The minister in charge of government efficiency, Michael Eitan of the Likud party, which has both religious and secular supporters, suggests that the computers be programmed to receive online requests from citizens on the Sabbath but to respond to them only afterthe Sabbath. What about requests from Muslim or Christian citizens? Mr Eitan has yet to offer an answer.

Sigh.

9 comments

  • CONSVLTVS · September 27, 2010 at 1:46 am

    This is a perfect, perfect H. L. Mencken moment.

  • Richard · September 27, 2010 at 7:02 pm

    I’ve got a Jewish friend who won’t answer his phone on the Sabbath, but he still has an answering machine, his e-mail account still accepts incoming messages, etc. Since the whole point of the Sabbath was a day of rest, I don’t get why a computer has to be programed to wait until the Sabbath is over. Someone enlighten me.

  • trajan23 · September 27, 2010 at 8:28 pm

    “the strongly secular and left-wing Meretz party has tabled a bill”: I’m guessing that, this being the ECONOMIST, they are using the British definition of “tabled,” and not the American?

  • Polichinello · September 27, 2010 at 9:11 pm

    …I don’t get why a computer has to be programed to wait until the Sabbath is over. Someone enlighten me.

    As the article points out, Shas isn’t concerned with the computers so much as with the clients. He wants to keep them from accessing the computers during the Sabbath.

  • Mark in Spokane · September 28, 2010 at 2:59 am

    The future belongs to those who are there to enjoy it. From what I have read, religious believers reproduce at higher rates than non-religious believers (perhaps this is a pointer to the evolutionary advantage of religious belief?), and assuming that the hard-wiring for religious belief is unevenly distributed across the population, highly religious people would probably pass that trait on to their children, which in turn probably would result in more offspring down the road.

    I would also imagine that social conditioning in certain situations is also important. As secular as a given Israeli might be, there is no avoiding the fact that Israel is a nation grounded in a particular religious identity and a particular religious history.

  • Aaron · September 28, 2010 at 1:44 pm

    I usually agree with Mr. Stuttaford’s take on established religions (C of E), but I gotta disagree here. Eitan’s suggestion seems like a reasonable compromise. Israel, like Britain, is a state with an established religion (which I think is a good thing for both states), so this kind of balancing act is inevitable.
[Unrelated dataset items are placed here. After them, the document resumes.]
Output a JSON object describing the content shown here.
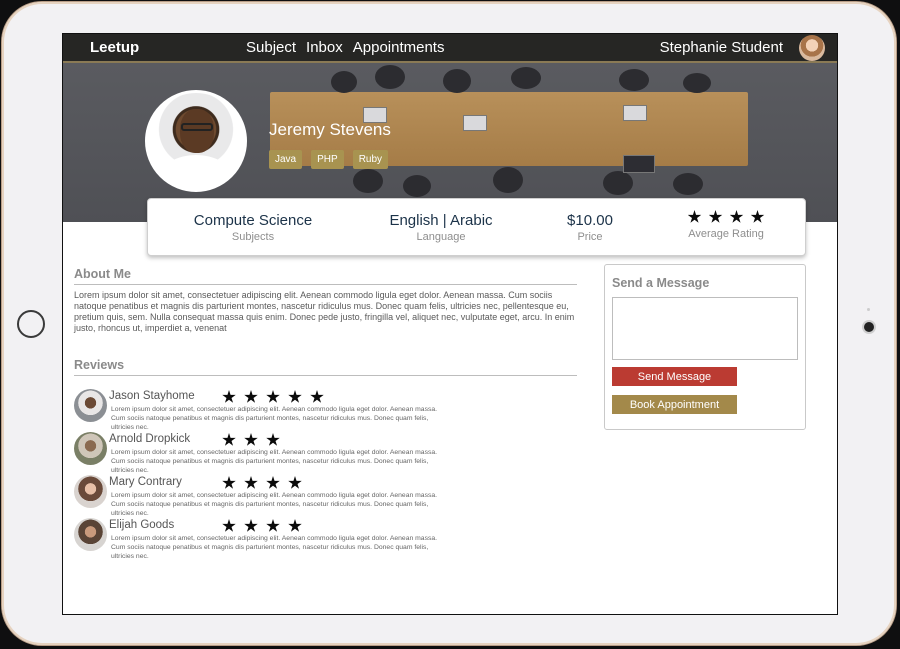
{
  "nav": {
    "brand": "Leetup",
    "links": [
      "Subject",
      "Inbox",
      "Appointments"
    ],
    "user_name": "Stephanie Student"
  },
  "profile": {
    "name": "Jeremy Stevens",
    "tags": [
      "Java",
      "PHP",
      "Ruby"
    ]
  },
  "stats": {
    "subject_value": "Compute Science",
    "subject_label": "Subjects",
    "language_value": "English | Arabic",
    "language_label": "Language",
    "price_value": "$10.00",
    "price_label": "Price",
    "rating_label": "Average Rating",
    "rating_stars": 4
  },
  "about": {
    "title": "About Me",
    "text": "Lorem ipsum dolor sit amet, consectetuer adipiscing elit. Aenean commodo ligula eget dolor. Aenean massa. Cum sociis natoque penatibus et magnis dis parturient montes, nascetur ridiculus mus. Donec quam felis, ultricies nec, pellentesque eu, pretium quis, sem. Nulla consequat massa quis enim. Donec pede justo, fringilla vel, aliquet nec, vulputate eget, arcu. In enim justo, rhoncus ut, imperdiet a, venenat"
  },
  "reviews": {
    "title": "Reviews",
    "items": [
      {
        "name": "Jason Stayhome",
        "stars": 5,
        "text": "Lorem ipsum dolor sit amet, consectetuer adipiscing elit. Aenean commodo ligula eget dolor. Aenean massa. Cum sociis natoque penatibus et magnis dis parturient montes, nascetur ridiculus mus. Donec quam felis, ultricies nec."
      },
      {
        "name": "Arnold Dropkick",
        "stars": 3,
        "text": "Lorem ipsum dolor sit amet, consectetuer adipiscing elit. Aenean commodo ligula eget dolor. Aenean massa. Cum sociis natoque penatibus et magnis dis parturient montes, nascetur ridiculus mus. Donec quam felis, ultricies nec."
      },
      {
        "name": "Mary Contrary",
        "stars": 4,
        "text": "Lorem ipsum dolor sit amet, consectetuer adipiscing elit. Aenean commodo ligula eget dolor. Aenean massa. Cum sociis natoque penatibus et magnis dis parturient montes, nascetur ridiculus mus. Donec quam felis, ultricies nec."
      },
      {
        "name": "Elijah Goods",
        "stars": 4,
        "text": "Lorem ipsum dolor sit amet, consectetuer adipiscing elit. Aenean commodo ligula eget dolor. Aenean massa. Cum sociis natoque penatibus et magnis dis parturient montes, nascetur ridiculus mus. Donec quam felis, ultricies nec."
      }
    ]
  },
  "message": {
    "title": "Send a Message",
    "input_value": "",
    "send_label": "Send Message",
    "book_label": "Book Appointment"
  },
  "colors": {
    "nav_bg": "#262624",
    "tag_gold": "#a89350",
    "send_red": "#bb3b32",
    "book_gold": "#a3894a",
    "stat_text": "#1c3349"
  },
  "icons": [
    "user-avatar-photo",
    "profile-photo",
    "star-icon",
    "reviewer-avatar"
  ]
}
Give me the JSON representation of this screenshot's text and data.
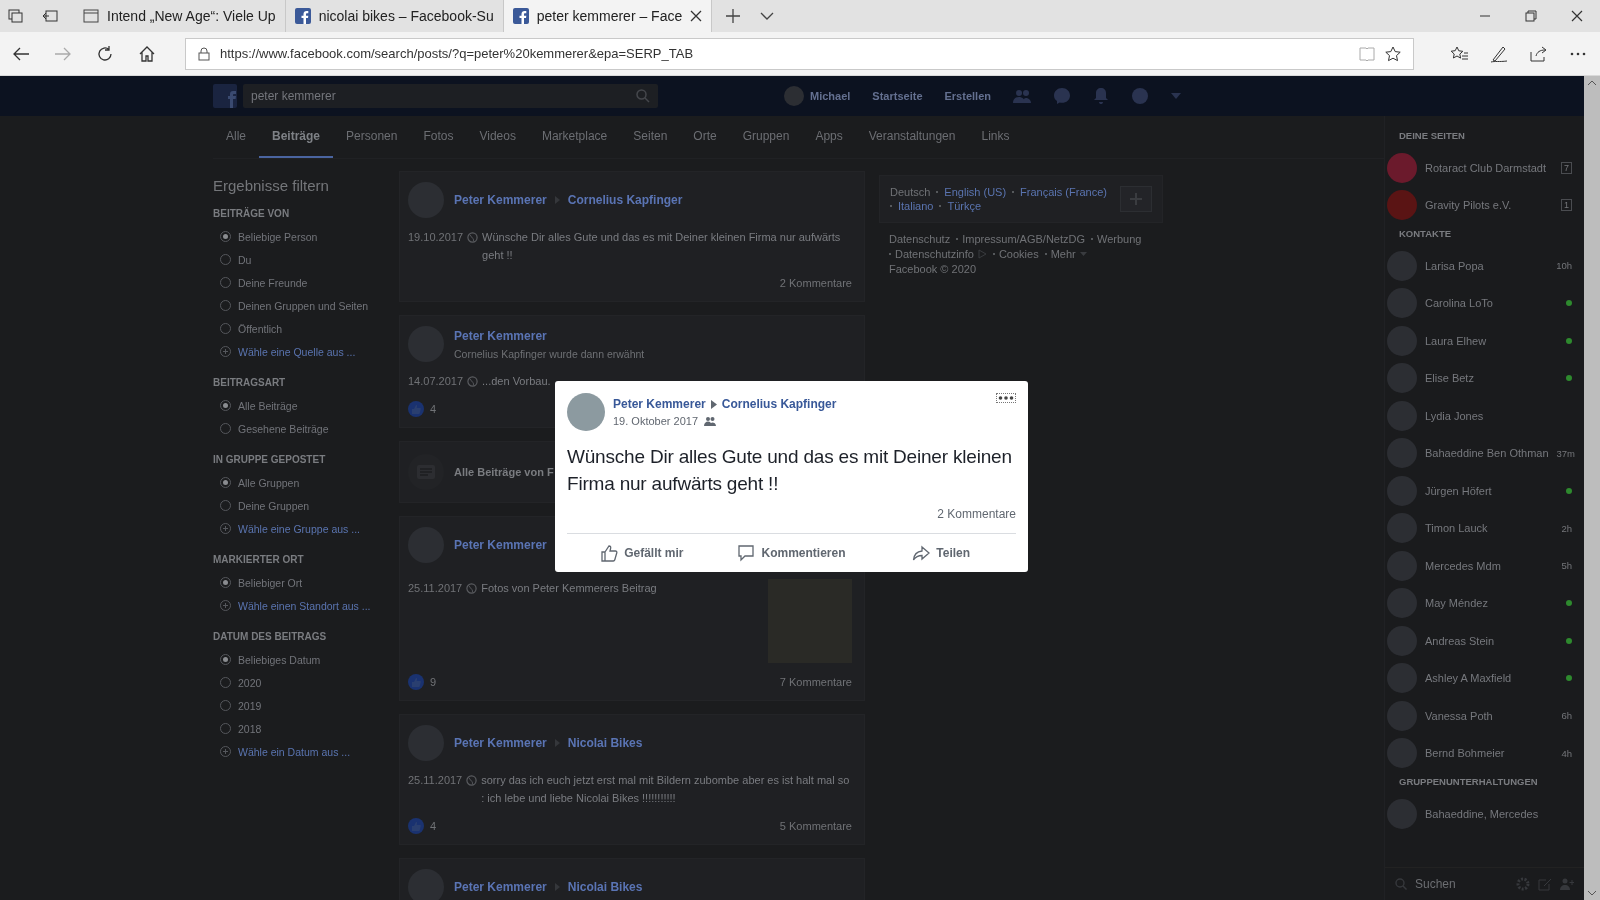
{
  "browser": {
    "tabs": [
      {
        "title": "Intend „New Age“: Viele Up",
        "kind": "page",
        "selected": false
      },
      {
        "title": "nicolai bikes – Facebook-Su",
        "kind": "facebook",
        "selected": false
      },
      {
        "title": "peter kemmerer – Face",
        "kind": "facebook",
        "selected": true
      }
    ],
    "url": "https://www.facebook.com/search/posts/?q=peter%20kemmerer&epa=SERP_TAB"
  },
  "header": {
    "search_value": "peter kemmerer",
    "profile_name": "Michael",
    "links": [
      "Startseite",
      "Erstellen"
    ]
  },
  "tabs": [
    {
      "label": "Alle",
      "selected": false
    },
    {
      "label": "Beiträge",
      "selected": true
    },
    {
      "label": "Personen",
      "selected": false
    },
    {
      "label": "Fotos",
      "selected": false
    },
    {
      "label": "Videos",
      "selected": false
    },
    {
      "label": "Marketplace",
      "selected": false
    },
    {
      "label": "Seiten",
      "selected": false
    },
    {
      "label": "Orte",
      "selected": false
    },
    {
      "label": "Gruppen",
      "selected": false
    },
    {
      "label": "Apps",
      "selected": false
    },
    {
      "label": "Veranstaltungen",
      "selected": false
    },
    {
      "label": "Links",
      "selected": false
    }
  ],
  "filters": {
    "title": "Ergebnisse filtern",
    "sections": [
      {
        "heading": "BEITRÄGE VON",
        "options": [
          {
            "label": "Beliebige Person",
            "kind": "radio",
            "selected": true
          },
          {
            "label": "Du",
            "kind": "radio",
            "selected": false
          },
          {
            "label": "Deine Freunde",
            "kind": "radio",
            "selected": false
          },
          {
            "label": "Deinen Gruppen und Seiten",
            "kind": "radio",
            "selected": false
          },
          {
            "label": "Öffentlich",
            "kind": "radio",
            "selected": false
          },
          {
            "label": "Wähle eine Quelle aus ...",
            "kind": "add"
          }
        ]
      },
      {
        "heading": "BEITRAGSART",
        "options": [
          {
            "label": "Alle Beiträge",
            "kind": "radio",
            "selected": true
          },
          {
            "label": "Gesehene Beiträge",
            "kind": "radio",
            "selected": false
          }
        ]
      },
      {
        "heading": "IN GRUPPE GEPOSTET",
        "options": [
          {
            "label": "Alle Gruppen",
            "kind": "radio",
            "selected": true
          },
          {
            "label": "Deine Gruppen",
            "kind": "radio",
            "selected": false
          },
          {
            "label": "Wähle eine Gruppe aus ...",
            "kind": "add"
          }
        ]
      },
      {
        "heading": "MARKIERTER ORT",
        "options": [
          {
            "label": "Beliebiger Ort",
            "kind": "radio",
            "selected": true
          },
          {
            "label": "Wähle einen Standort aus ...",
            "kind": "add"
          }
        ]
      },
      {
        "heading": "DATUM DES BEITRAGS",
        "options": [
          {
            "label": "Beliebiges Datum",
            "kind": "radio",
            "selected": true
          },
          {
            "label": "2020",
            "kind": "radio",
            "selected": false
          },
          {
            "label": "2019",
            "kind": "radio",
            "selected": false
          },
          {
            "label": "2018",
            "kind": "radio",
            "selected": false
          },
          {
            "label": "Wähle ein Datum aus ...",
            "kind": "add"
          }
        ]
      }
    ]
  },
  "feed": [
    {
      "kind": "post",
      "author": "Peter Kemmerer",
      "target": "Cornelius Kapfinger",
      "date": "19.10.2017",
      "text": "Wünsche Dir alles Gute und das es mit Deiner kleinen Firma nur aufwärts geht !!",
      "comments": "2 Kommentare"
    },
    {
      "kind": "post",
      "author": "Peter Kemmerer",
      "subline": "Cornelius Kapfinger wurde dann erwähnt",
      "date": "14.07.2017",
      "text": "...den Vorbau.",
      "likes": "4"
    },
    {
      "kind": "summary",
      "text": "Alle Beiträge von F"
    },
    {
      "kind": "post",
      "author": "Peter Kemmerer",
      "date": "25.11.2017",
      "text": "Fotos von Peter Kemmerers Beitrag",
      "photo": true,
      "likes": "9",
      "comments": "7 Kommentare"
    },
    {
      "kind": "post",
      "author": "Peter Kemmerer",
      "target": "Nicolai Bikes",
      "date": "25.11.2017",
      "text": "sorry das ich euch jetzt erst mal mit Bildern zubombe aber es ist halt mal so : ich lebe und liebe Nicolai Bikes !!!!!!!!!!!",
      "likes": "4",
      "comments": "5 Kommentare"
    },
    {
      "kind": "post",
      "author": "Peter Kemmerer",
      "target": "Nicolai Bikes"
    }
  ],
  "languages": [
    {
      "label": "Deutsch",
      "current": true
    },
    {
      "label": "English (US)",
      "current": false
    },
    {
      "label": "Français (France)",
      "current": false
    },
    {
      "label": "Italiano",
      "current": false
    },
    {
      "label": "Türkçe",
      "current": false
    }
  ],
  "footer": {
    "links": [
      "Datenschutz",
      "Impressum/AGB/NetzDG",
      "Werbung",
      "Datenschutzinfo",
      "Cookies",
      "Mehr"
    ],
    "copyright": "Facebook © 2020"
  },
  "sidebar": {
    "sections": [
      {
        "heading": "DEINE SEITEN",
        "kind": "pages",
        "items": [
          {
            "name": "Rotaract Club Darmstadt",
            "badge": "7",
            "color": "#6b1a2c"
          },
          {
            "name": "Gravity Pilots e.V.",
            "badge": "1",
            "color": "#5a1414"
          }
        ]
      },
      {
        "heading": "KONTAKTE",
        "kind": "contacts",
        "items": [
          {
            "name": "Larisa Popa",
            "online": false,
            "last_active": "10h"
          },
          {
            "name": "Carolina LoTo",
            "online": true
          },
          {
            "name": "Laura Elhew",
            "online": true
          },
          {
            "name": "Elise Betz",
            "online": true
          },
          {
            "name": "Lydia Jones",
            "online": false
          },
          {
            "name": "Bahaeddine Ben Othman",
            "online": false,
            "last_active": "37m"
          },
          {
            "name": "Jürgen Höfert",
            "online": true
          },
          {
            "name": "Timon Lauck",
            "online": false,
            "last_active": "2h"
          },
          {
            "name": "Mercedes Mdm",
            "online": false,
            "last_active": "5h"
          },
          {
            "name": "May Méndez",
            "online": true
          },
          {
            "name": "Andreas Stein",
            "online": true
          },
          {
            "name": "Ashley A Maxfield",
            "online": true
          },
          {
            "name": "Vanessa Poth",
            "online": false,
            "last_active": "6h"
          },
          {
            "name": "Bernd Bohmeier",
            "online": false,
            "last_active": "4h"
          }
        ]
      },
      {
        "heading": "GRUPPENUNTERHALTUNGEN",
        "kind": "groups",
        "items": [
          {
            "name": "Bahaeddine, Mercedes"
          }
        ]
      }
    ],
    "search_placeholder": "Suchen"
  },
  "modal": {
    "author": "Peter Kemmerer",
    "target": "Cornelius Kapfinger",
    "date": "19. Oktober 2017",
    "text": "Wünsche Dir alles Gute und das es mit Deiner kleinen Firma nur aufwärts geht !!",
    "comments": "2 Kommentare",
    "actions": [
      {
        "label": "Gefällt mir",
        "kind": "like"
      },
      {
        "label": "Kommentieren",
        "kind": "comment"
      },
      {
        "label": "Teilen",
        "kind": "share"
      }
    ]
  }
}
Yishai’s concern is reasonable: the computer system currently facilitates the desecration of the Sabbath by Jews. (The article was being cutesy when it said he wants the computers to rest on the Sabbath; there’s nothing wrong with computers and other machines working on the Sabbath.) Also, despite the impression you might get from the Economist article, compromises like these have been going on since the founding of the state.

    I wonder, what is the objection to all this? Desecrating the Sabbath is one of the most serious sins one can commit in Judaism. From the secular viewpoint, this would mean a 25-hour period every week when you can’t pay your Interior Ministry bill online (how often do you have to pay a bill to the Interior Ministry?). Is it just a slippery-slope objection, or what?

  • John · September 29, 2010 at 2:41 am

    THREADJACK:

    Did anyone else see this?

    http://news.yahoo.com/s/ap/us_rel_religious_literacy_poll

    I must admit I was surprised at how little people know about their religion. About half of Protestants don’t know about Martin Luther, and half of Catholics don’t know about transsubstantiation. Oh yeah, atheists and agnostics scored highest on a test of religious knowledge.

  • Panglos · September 30, 2010 at 3:01 am

    How do some here justify the discrimination against non Jewish citizens?
    There is no law in the UK that demands the same adherence to COE dictates.

  • Andrew Stuttaford · September 30, 2010 at 4:59 pm

    Aaron, I’m certainly in favour of a country having an established religion (assuming it is the product of history), so long as it is philosophically mild, spiritually undemanding and generally not too much of a nuisance. This business seems to fail thae nuisance test (as did the old restrictions on Sunday trading in the UK).